Were it not for the artificial happy ending, Under 18 would come across much better. It’s a rather unique window into the lives of the working poor during the Depression and the wolf that is always at the door. It offers a grim, realistic view of the options available for women raised in the tenements. This is no escapist fantasy, at least until the end, but rather the other side of the world depicted in such films as Gold Diggers of 1933, Gold Diggers of 1935, and Dames. During the film, the camera focuses in on the hard facts of life in the tenements: sleeping on fire escapes on hot summer nights, congested sidewalks and streets choking with traffic, and apartments with little more than paper-thin walls so that the neighbors can be heard right through them.
We also see Margie and Jimmie on a couple of their dates, which are depicted as definitely on the unglamorous side. Sometimes he takes her with him on his deliveries, while other times they sit on the front stoop next to some fresh garbage talking about love, money and marriage. We listen in on Jimmie’s hatred for the rich while Margie is swooning over the life the models lead at work.
What Under 18 has in common with the other films mentioned above, however, is the depiction of limited choices for women in the workforce. If not born into money, life is difficult for a working woman: she can be a clerk, a landlady, or a model. That’s it. Even physical violence, which occurs when Alf strikes Sophie and Jimmie goes to hit Margie (only to be stopped by Harding) goes unpunished, as if it were an inescapable fact of a woman’s life. Most of the films made during the Pre-Code years make gold digging into a sympathetic art form, while the rich are portrayed as pleasure-seeking boobs who deserve to be parted from their cash.

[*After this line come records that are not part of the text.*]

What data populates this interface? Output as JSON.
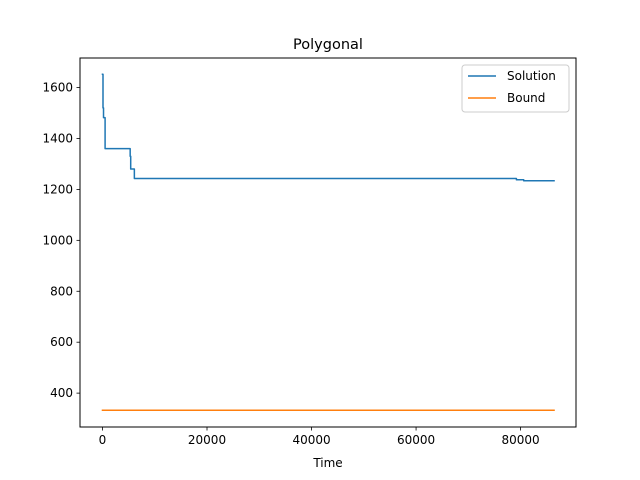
{
  "chart_data": {
    "type": "line",
    "title": "Polygonal",
    "xlabel": "Time",
    "ylabel": "",
    "xlim": [
      -4300,
      90600
    ],
    "ylim": [
      267,
      1716
    ],
    "xticks": [
      0,
      20000,
      40000,
      60000,
      80000
    ],
    "yticks": [
      400,
      600,
      800,
      1000,
      1200,
      1400,
      1600
    ],
    "grid": false,
    "legend_position": "top-right",
    "series": [
      {
        "name": "Solution",
        "color": "#1f77b4",
        "step": true,
        "x": [
          0,
          100,
          200,
          300,
          500,
          5300,
          5400,
          5900,
          6100,
          78800,
          79200,
          80400,
          80600,
          86400
        ],
        "y": [
          1652,
          1520,
          1482,
          1482,
          1360,
          1330,
          1280,
          1280,
          1243,
          1243,
          1238,
          1238,
          1234,
          1234
        ]
      },
      {
        "name": "Bound",
        "color": "#ff7f0e",
        "step": false,
        "x": [
          0,
          86400
        ],
        "y": [
          333,
          333
        ]
      }
    ]
  }
}
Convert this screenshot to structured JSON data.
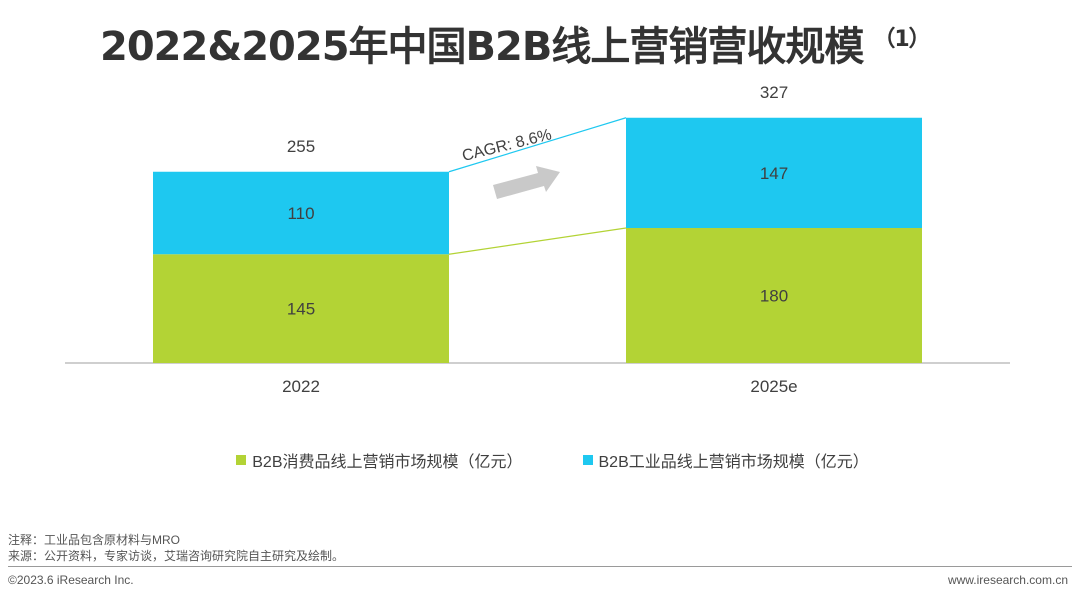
{
  "title": {
    "main": "2022&2025年中国B2B线上营销营收规模",
    "superscript": "（1）"
  },
  "chart_data": {
    "type": "bar",
    "stacked": true,
    "categories": [
      "2022",
      "2025e"
    ],
    "series": [
      {
        "name": "B2B消费品线上营销市场规模（亿元）",
        "values": [
          145,
          180
        ],
        "color": "#b3d335"
      },
      {
        "name": "B2B工业品线上营销市场规模（亿元）",
        "values": [
          110,
          147
        ],
        "color": "#1ec8f0"
      }
    ],
    "totals": [
      255,
      327
    ],
    "annotation": "CAGR: 8.6%",
    "ylim": [
      0,
      400
    ],
    "legend_position": "bottom-center"
  },
  "legend": [
    {
      "label": "B2B消费品线上营销市场规模（亿元）",
      "color": "#b3d335"
    },
    {
      "label": "B2B工业品线上营销市场规模（亿元）",
      "color": "#1ec8f0"
    }
  ],
  "notes": {
    "line1": "注释：工业品包含原材料与MRO",
    "line2": "来源：公开资料，专家访谈，艾瑞咨询研究院自主研究及绘制。"
  },
  "footer": {
    "copyright": "©2023.6 iResearch Inc.",
    "website": "www.iresearch.com.cn"
  },
  "colors": {
    "arrow": "#c9c9c9",
    "axis": "#bfbfbf"
  }
}
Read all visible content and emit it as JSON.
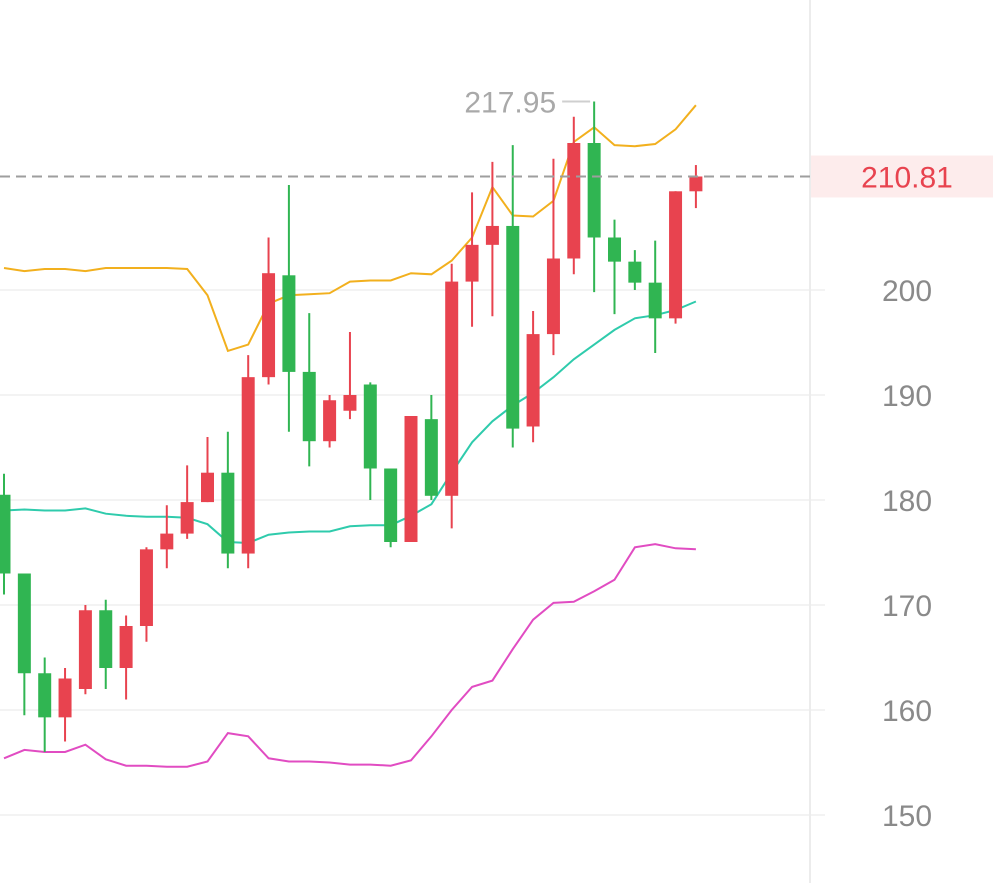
{
  "chart_data": {
    "type": "candlestick",
    "ylim": [
      145,
      228
    ],
    "y_ticks": [
      "200",
      "190",
      "180",
      "170",
      "160",
      "150"
    ],
    "current_price": 210.81,
    "current_price_label": "210.81",
    "high_label": "217.95",
    "colors": {
      "up": "#e8434f",
      "down": "#30b552",
      "upper_band": "#f2b01e",
      "middle_band": "#2fcbac",
      "lower_band": "#e14cc2",
      "price_line": "#9e9e9e"
    },
    "candles": [
      {
        "open": 180.5,
        "close": 173.0,
        "high": 182.5,
        "low": 171.0
      },
      {
        "open": 173.0,
        "close": 163.5,
        "high": 173.0,
        "low": 159.5
      },
      {
        "open": 163.5,
        "close": 159.3,
        "high": 165.0,
        "low": 156.0
      },
      {
        "open": 159.3,
        "close": 163.0,
        "high": 164.0,
        "low": 157.0
      },
      {
        "open": 162.0,
        "close": 169.5,
        "high": 170.0,
        "low": 161.5
      },
      {
        "open": 169.5,
        "close": 164.0,
        "high": 170.5,
        "low": 162.0
      },
      {
        "open": 164.0,
        "close": 168.0,
        "high": 169.0,
        "low": 161.0
      },
      {
        "open": 168.0,
        "close": 175.3,
        "high": 175.5,
        "low": 166.5
      },
      {
        "open": 175.3,
        "close": 176.8,
        "high": 179.5,
        "low": 173.5
      },
      {
        "open": 176.8,
        "close": 179.8,
        "high": 183.3,
        "low": 176.3
      },
      {
        "open": 179.8,
        "close": 182.6,
        "high": 186.0,
        "low": 179.8
      },
      {
        "open": 182.6,
        "close": 174.9,
        "high": 186.5,
        "low": 173.5
      },
      {
        "open": 174.9,
        "close": 191.7,
        "high": 193.8,
        "low": 173.5
      },
      {
        "open": 191.7,
        "close": 201.6,
        "high": 205.0,
        "low": 191.0
      },
      {
        "open": 201.4,
        "close": 192.2,
        "high": 210.0,
        "low": 186.5
      },
      {
        "open": 192.2,
        "close": 185.6,
        "high": 197.8,
        "low": 183.2
      },
      {
        "open": 185.6,
        "close": 189.5,
        "high": 190.0,
        "low": 185.0
      },
      {
        "open": 188.5,
        "close": 190.0,
        "high": 196.0,
        "low": 187.7
      },
      {
        "open": 191.0,
        "close": 183.0,
        "high": 191.2,
        "low": 180.0
      },
      {
        "open": 183.0,
        "close": 176.0,
        "high": 183.0,
        "low": 175.5
      },
      {
        "open": 176.0,
        "close": 188.0,
        "high": 188.0,
        "low": 176.0
      },
      {
        "open": 187.7,
        "close": 180.4,
        "high": 190.0,
        "low": 180.0
      },
      {
        "open": 180.4,
        "close": 200.8,
        "high": 202.5,
        "low": 177.3
      },
      {
        "open": 200.8,
        "close": 204.3,
        "high": 209.3,
        "low": 196.5
      },
      {
        "open": 204.3,
        "close": 206.1,
        "high": 212.2,
        "low": 197.5
      },
      {
        "open": 206.1,
        "close": 186.8,
        "high": 213.8,
        "low": 185.0
      },
      {
        "open": 187.0,
        "close": 195.8,
        "high": 198.0,
        "low": 185.5
      },
      {
        "open": 195.8,
        "close": 203.0,
        "high": 212.5,
        "low": 193.8
      },
      {
        "open": 203.0,
        "close": 214.0,
        "high": 216.5,
        "low": 201.5
      },
      {
        "open": 214.0,
        "close": 205.0,
        "high": 217.95,
        "low": 199.8
      },
      {
        "open": 205.0,
        "close": 202.7,
        "high": 206.7,
        "low": 197.7
      },
      {
        "open": 202.7,
        "close": 200.7,
        "high": 203.8,
        "low": 200.0
      },
      {
        "open": 200.7,
        "close": 197.3,
        "high": 204.7,
        "low": 194.0
      },
      {
        "open": 197.3,
        "close": 209.4,
        "high": 209.4,
        "low": 196.8
      },
      {
        "open": 209.4,
        "close": 210.81,
        "high": 211.9,
        "low": 207.8
      }
    ],
    "upper_band": [
      202.1,
      201.8,
      202.0,
      202.0,
      201.8,
      202.1,
      202.1,
      202.1,
      202.1,
      202.0,
      199.5,
      194.2,
      194.8,
      198.7,
      199.5,
      199.6,
      199.7,
      200.8,
      200.9,
      200.9,
      201.6,
      201.5,
      202.8,
      205.0,
      209.8,
      207.1,
      207.0,
      208.5,
      214.1,
      215.5,
      213.8,
      213.7,
      213.9,
      215.3,
      217.6
    ],
    "middle_band": [
      179.0,
      179.1,
      179.0,
      179.0,
      179.2,
      178.7,
      178.5,
      178.4,
      178.4,
      178.3,
      177.7,
      176.0,
      175.9,
      176.7,
      176.9,
      177.0,
      177.0,
      177.5,
      177.6,
      177.6,
      178.5,
      179.6,
      182.6,
      185.5,
      187.5,
      189.0,
      190.2,
      191.7,
      193.4,
      194.8,
      196.2,
      197.3,
      197.6,
      198.1,
      198.9
    ],
    "lower_band": [
      155.4,
      156.2,
      156.0,
      156.0,
      156.7,
      155.3,
      154.7,
      154.7,
      154.6,
      154.6,
      155.1,
      157.8,
      157.5,
      155.4,
      155.1,
      155.1,
      155.0,
      154.8,
      154.8,
      154.7,
      155.2,
      157.5,
      160.0,
      162.2,
      162.8,
      165.8,
      168.6,
      170.2,
      170.3,
      171.3,
      172.4,
      175.5,
      175.8,
      175.4,
      175.3
    ]
  }
}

And while Under 18 has its share of Pre-Code friskiness, the unrealistic happy ending almost threatens to sabotage all that has gone on before. Were the film made in 1936, we could simply ascribe it to dictated changes from the Breen Office. But this was 1931, years before the Code was enforced, and it would seem that the ending was an inspiration of screenwriters Charles Kenyon and Maude Fulton for reasons known only to them.
Overall, Under 18 is an entertaining Pre-Code film with two excellent performances from leads Marsh and William that promise greater things from them in the future. But while Warren William lived up to his promise, Marian Marsh fell short, despite many excellent performances. And her fall from grace has been attributed to Under 18, or rather, the negative critical reaction accompanied by the poor box office, despite the intense ballyhoo. Marsh, disappointed and exhausted from her working schedule at Warner Bros. (five films in 1931 alone), rebelled against the studio, which retaliated by dropping her option. Her career never fully recovered, as she moved from studio to studio. While at Columbia, she turned in two great performances in The Black Room (1935), with Boris Karloff, and Crime and Punishment (also 1935), with Peter Lorre. Her movie career ended in 1942 at the age of 28, starring with Harry Langdon in House of Errors for PRC. Still, while her star burned bright in the early ‘30s, she looked to be one of the coming superstars of the film business.